In 1901, he moved to Paris and studied at the Académie Julian under William Bouguereau and Jean-Paul Laurens. It was, however, the realist painter Jules Adler who had the most profound influence on him, encouraging Allard to depict the lives of ordinary people rather than academic or historical subjects. He soon adopted the pseudonym L’Olivier, taken from his maternal grandmother, the novelist Pauline L’Olivier, and became known for his elegant nudes and portraits.
In 1912, he married Juliette Rossignol, daughter of a Parisian bookseller. Their son André Allard l’Olivier, born the following year, would later become a celebrated poet.

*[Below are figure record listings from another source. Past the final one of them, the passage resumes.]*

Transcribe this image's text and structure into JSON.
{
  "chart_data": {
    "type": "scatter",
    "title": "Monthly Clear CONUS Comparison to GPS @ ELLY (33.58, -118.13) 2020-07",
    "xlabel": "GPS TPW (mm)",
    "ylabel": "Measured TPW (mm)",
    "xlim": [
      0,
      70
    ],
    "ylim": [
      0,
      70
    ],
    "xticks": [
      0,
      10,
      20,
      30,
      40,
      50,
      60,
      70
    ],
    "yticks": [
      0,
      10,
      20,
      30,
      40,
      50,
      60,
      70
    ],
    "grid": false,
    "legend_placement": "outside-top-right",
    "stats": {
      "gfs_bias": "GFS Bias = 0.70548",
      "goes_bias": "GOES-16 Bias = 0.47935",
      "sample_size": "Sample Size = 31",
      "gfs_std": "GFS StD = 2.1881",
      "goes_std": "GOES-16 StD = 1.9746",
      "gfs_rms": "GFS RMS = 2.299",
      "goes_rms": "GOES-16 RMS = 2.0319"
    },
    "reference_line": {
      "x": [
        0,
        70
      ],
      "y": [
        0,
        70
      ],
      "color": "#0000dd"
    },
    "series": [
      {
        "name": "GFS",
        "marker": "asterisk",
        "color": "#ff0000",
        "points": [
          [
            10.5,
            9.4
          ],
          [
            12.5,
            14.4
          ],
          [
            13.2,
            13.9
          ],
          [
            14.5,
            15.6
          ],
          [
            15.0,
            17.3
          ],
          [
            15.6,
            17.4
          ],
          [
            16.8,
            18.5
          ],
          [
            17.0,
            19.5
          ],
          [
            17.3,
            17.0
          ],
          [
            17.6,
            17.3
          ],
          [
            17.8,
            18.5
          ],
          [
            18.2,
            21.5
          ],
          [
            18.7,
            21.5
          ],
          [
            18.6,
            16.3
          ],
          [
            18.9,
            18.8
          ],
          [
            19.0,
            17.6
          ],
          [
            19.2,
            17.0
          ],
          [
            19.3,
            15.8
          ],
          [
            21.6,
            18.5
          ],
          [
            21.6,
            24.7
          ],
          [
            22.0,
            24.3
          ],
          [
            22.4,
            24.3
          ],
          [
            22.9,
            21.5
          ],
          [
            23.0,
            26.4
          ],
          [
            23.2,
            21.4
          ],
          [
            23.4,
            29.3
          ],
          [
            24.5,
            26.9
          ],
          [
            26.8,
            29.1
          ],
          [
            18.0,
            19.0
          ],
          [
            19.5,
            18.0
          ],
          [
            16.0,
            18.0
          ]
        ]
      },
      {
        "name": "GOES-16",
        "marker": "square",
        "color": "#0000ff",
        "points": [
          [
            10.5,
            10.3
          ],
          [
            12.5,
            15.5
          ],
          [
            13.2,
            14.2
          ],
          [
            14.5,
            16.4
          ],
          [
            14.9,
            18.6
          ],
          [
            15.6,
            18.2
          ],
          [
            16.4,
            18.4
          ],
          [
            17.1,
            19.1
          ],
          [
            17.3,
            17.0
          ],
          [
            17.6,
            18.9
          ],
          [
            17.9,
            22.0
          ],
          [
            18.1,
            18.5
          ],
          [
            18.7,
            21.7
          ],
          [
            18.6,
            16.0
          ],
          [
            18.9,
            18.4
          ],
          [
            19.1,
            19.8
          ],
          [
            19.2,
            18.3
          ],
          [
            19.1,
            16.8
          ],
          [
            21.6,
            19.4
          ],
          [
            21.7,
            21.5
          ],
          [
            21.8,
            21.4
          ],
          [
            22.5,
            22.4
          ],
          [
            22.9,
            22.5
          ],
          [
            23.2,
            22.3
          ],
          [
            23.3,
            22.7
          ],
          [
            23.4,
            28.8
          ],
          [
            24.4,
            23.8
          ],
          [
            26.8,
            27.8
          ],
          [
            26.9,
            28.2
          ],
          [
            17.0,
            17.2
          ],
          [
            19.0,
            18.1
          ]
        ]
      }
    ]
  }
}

During this period, Fernand also worked as an art critic, while continuing to paint with a luminous palette influenced by Impressionism and Realism.
During the First World War, Allard l’Olivier joined the Section artistique de l’armée belge en campagne, the artistic division of the Belgian Army. From 1916 to 1918, he sketched and painted scenes directly from the front lines at De Panne, capturing the drama and desolation of war. His postwar publication, Alphabet de guerre (1920), became an important artistic record of the conflict.

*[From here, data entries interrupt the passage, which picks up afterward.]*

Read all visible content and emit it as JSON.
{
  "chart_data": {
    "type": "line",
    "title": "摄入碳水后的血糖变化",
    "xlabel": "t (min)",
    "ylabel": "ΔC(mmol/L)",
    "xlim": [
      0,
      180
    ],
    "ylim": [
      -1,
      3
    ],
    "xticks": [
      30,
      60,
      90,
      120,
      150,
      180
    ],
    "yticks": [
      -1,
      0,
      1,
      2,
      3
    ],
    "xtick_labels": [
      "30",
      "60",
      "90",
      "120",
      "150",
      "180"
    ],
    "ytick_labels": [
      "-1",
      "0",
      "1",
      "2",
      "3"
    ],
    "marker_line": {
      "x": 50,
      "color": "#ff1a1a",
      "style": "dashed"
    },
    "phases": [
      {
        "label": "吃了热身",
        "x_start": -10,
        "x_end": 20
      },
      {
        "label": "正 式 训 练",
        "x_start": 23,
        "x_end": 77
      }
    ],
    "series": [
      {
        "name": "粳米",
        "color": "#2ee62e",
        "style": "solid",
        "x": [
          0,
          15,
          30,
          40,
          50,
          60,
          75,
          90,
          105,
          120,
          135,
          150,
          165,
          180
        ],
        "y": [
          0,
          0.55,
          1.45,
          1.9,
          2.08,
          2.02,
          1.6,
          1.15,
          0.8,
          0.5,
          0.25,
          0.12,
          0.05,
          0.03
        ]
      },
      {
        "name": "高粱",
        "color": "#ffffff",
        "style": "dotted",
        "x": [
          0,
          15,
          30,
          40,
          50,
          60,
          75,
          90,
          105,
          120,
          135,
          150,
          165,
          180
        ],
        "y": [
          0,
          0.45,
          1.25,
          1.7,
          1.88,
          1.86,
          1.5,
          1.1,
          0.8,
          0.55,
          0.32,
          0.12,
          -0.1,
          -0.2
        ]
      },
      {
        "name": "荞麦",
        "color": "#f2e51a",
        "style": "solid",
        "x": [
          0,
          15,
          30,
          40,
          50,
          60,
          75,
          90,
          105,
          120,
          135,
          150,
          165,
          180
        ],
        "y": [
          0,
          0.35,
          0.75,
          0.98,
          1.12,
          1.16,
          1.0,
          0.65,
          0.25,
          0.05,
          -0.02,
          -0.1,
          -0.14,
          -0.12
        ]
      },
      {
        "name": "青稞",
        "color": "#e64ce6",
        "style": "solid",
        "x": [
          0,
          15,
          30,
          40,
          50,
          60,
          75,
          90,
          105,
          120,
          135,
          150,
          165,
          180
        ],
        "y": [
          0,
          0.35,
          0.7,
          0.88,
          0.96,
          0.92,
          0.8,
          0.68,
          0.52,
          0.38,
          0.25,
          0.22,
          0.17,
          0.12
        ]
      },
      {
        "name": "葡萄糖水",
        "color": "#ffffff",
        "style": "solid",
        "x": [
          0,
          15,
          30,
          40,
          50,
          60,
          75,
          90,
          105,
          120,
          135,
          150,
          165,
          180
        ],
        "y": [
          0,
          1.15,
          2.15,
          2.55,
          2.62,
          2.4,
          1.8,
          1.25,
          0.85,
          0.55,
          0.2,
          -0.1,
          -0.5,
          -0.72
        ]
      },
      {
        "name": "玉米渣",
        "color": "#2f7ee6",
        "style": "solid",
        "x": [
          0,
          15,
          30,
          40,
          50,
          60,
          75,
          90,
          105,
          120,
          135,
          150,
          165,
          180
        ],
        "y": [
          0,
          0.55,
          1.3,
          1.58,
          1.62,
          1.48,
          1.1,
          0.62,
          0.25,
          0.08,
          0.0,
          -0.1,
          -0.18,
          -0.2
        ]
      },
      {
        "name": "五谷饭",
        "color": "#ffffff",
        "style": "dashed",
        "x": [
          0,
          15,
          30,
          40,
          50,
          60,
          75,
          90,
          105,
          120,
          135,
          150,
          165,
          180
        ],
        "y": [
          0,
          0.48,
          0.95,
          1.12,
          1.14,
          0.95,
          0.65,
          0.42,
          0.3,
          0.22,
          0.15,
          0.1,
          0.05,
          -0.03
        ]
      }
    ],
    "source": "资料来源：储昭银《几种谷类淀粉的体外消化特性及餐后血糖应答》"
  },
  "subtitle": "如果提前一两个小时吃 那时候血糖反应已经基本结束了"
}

In the 1920s, Allard l’Olivier travelled widely, producing works from Tunisia (1923) to Poland (1926). His artistic curiosity and sense of adventure culminated in a transformative journey to the Belgian Congo in 1928. Funded by the Colonial Ministry, he joined filmmaker Ernest Genval on an expedition to document African landscapes, cultures, and people. The resulting works were exhibited in Antwerp in 1929 and established him as one of Belgium’s foremost Africanist painters.
A second expedition to Central Africa in 1932–1933 took him along the Congo River and through the regions of Katanga, Lake Tanganyika, and Burundi. His letters from the journey reveal a deep fascination with the continent’s light and atmosphere, which infused his canvases with vibrant life.

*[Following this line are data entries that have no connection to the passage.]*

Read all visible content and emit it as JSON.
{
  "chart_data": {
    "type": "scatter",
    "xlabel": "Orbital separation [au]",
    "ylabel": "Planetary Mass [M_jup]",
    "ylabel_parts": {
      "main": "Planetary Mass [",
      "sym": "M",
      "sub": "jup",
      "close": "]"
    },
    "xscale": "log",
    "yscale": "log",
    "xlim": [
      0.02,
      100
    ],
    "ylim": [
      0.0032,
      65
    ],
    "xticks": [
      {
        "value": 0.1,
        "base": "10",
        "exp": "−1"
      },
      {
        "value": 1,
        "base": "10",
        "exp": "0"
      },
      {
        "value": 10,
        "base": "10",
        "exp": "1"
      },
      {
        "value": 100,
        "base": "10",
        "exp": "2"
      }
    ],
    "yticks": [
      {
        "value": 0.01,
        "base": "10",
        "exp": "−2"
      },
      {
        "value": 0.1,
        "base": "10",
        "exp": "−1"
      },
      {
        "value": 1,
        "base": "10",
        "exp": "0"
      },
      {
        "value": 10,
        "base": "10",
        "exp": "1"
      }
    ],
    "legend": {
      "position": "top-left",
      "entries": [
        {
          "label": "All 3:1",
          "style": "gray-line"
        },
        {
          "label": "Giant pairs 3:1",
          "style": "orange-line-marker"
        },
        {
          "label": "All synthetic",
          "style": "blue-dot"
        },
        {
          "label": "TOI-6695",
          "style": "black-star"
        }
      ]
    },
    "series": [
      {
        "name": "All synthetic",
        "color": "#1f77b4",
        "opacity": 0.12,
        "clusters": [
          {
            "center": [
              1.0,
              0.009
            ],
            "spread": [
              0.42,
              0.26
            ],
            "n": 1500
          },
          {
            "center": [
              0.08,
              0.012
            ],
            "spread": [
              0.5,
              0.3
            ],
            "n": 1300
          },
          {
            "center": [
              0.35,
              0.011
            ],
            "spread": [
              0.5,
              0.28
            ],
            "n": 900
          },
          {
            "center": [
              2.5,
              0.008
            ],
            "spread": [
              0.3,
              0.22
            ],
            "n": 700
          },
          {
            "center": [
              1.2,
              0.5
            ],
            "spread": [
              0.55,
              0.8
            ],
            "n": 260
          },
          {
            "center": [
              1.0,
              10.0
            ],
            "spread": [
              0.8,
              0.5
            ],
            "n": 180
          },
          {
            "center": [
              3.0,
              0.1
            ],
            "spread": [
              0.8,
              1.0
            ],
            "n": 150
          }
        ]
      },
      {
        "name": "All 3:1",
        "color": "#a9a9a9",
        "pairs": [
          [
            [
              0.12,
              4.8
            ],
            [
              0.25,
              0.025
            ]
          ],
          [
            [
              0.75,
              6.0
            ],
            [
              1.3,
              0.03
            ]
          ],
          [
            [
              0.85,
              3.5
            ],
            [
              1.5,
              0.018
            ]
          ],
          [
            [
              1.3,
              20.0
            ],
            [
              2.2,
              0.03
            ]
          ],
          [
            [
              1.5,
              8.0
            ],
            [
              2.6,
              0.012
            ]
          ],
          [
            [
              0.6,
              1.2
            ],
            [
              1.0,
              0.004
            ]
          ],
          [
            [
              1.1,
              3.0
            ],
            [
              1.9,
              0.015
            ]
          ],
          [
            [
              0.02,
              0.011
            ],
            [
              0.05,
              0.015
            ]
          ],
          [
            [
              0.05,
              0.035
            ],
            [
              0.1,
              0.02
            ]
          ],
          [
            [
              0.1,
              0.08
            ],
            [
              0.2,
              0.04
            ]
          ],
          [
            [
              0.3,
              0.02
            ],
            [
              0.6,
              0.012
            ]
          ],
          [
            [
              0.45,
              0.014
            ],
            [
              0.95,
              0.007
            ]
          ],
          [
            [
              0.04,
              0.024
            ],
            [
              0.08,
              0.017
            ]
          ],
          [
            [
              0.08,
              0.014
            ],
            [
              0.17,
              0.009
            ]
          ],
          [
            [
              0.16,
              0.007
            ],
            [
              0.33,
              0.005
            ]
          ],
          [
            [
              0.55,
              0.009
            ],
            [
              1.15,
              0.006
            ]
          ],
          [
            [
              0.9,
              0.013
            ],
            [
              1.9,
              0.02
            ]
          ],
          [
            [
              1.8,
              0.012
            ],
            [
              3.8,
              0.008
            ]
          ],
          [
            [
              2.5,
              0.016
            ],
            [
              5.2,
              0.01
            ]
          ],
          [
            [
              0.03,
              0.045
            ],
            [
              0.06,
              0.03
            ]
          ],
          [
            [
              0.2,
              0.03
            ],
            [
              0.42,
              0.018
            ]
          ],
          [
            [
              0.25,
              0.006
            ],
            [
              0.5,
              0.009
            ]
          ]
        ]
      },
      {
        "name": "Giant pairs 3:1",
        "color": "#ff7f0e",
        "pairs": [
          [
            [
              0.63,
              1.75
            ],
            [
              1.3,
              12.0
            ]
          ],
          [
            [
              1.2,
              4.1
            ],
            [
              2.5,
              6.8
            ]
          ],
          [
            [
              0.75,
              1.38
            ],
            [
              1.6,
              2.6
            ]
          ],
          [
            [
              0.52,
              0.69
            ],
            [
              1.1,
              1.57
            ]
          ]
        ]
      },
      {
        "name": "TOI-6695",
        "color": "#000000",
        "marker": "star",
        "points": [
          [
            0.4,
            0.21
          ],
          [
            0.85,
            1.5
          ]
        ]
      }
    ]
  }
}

Tragically, Fernand Allard l’Olivier died in 1933 in Yanongé, near Kisangani, under mysterious circumstances during his return voyage. Despite his untimely death, his artistic legacy endures through a body of work that bridges European Impressionism and African vitality.
Today, his paintings can be found in major public and private collections, including the Musée Royal de l’Armée et de l’Histoire Militaire, the Musée royal de l’Afrique centrale (Tervuren), the Musée des Beaux-Arts de Tournai, the In Flanders Fields Museum, the Musée des Beaux-Arts de Pau, the Muzeum Sztuki in Łódź, and the Musées d’art et d’histoire de Genève.